Unsure of where to look? Schleiger advises consulting directories of practitioners from:
- The Institute for Functional Medicine (IFM)
- The Functional Medicine Coaching Academy (FMCA)
- The Integrative and Functional Nutrition Academy (INFA)
Of course, personal recommendations and reviews can also steer you in the right direction.
Get ready to make changes and track your progress
Since functional medicine often involves personalized nutrition (and lifestyle) plans specific to your needs, Schleiger says you’ll need to have the discipline and dedication to implement these adjustments. Moreover, she suggests keeping a health journal to help identify what might or might not be working. “Document your symptoms, diet, exercise, and stress levels in a journal to help identify patterns and triggers,” she advises. Equipped with these insights, you and your practitioner can modify your plan as needed.
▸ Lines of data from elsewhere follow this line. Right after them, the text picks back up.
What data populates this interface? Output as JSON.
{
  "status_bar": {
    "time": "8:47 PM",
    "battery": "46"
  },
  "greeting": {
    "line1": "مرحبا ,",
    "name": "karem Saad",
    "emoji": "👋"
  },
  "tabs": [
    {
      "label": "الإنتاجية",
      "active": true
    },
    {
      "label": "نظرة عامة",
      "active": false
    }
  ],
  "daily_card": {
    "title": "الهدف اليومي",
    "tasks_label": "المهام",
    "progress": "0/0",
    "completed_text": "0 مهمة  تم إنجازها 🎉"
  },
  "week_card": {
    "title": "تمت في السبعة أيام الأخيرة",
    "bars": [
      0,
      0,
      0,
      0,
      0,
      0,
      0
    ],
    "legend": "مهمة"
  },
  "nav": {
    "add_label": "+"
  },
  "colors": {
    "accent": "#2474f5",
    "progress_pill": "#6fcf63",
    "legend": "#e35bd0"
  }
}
Stay the course and acknowledge small wins
As powerful as functional medicine can be, your symptoms are unlikely to disappear overnight… but Angelone says that the right protocol can yield discernible improvements sooner than later. For instance, if you struggle with poor digestion or breakouts, “just altering your diet to one that no longer feeds the pathogens—and starting to take [appropriate] supplements—you will quickly start to see a difference in your symptoms,” she explains. Major improvements may take several weeks or months, but it’s important to see things through. “The body heals in layers. Though it is not always in the exact order we want, it heals as it needs to and we must trust the process,” Angelone concludes.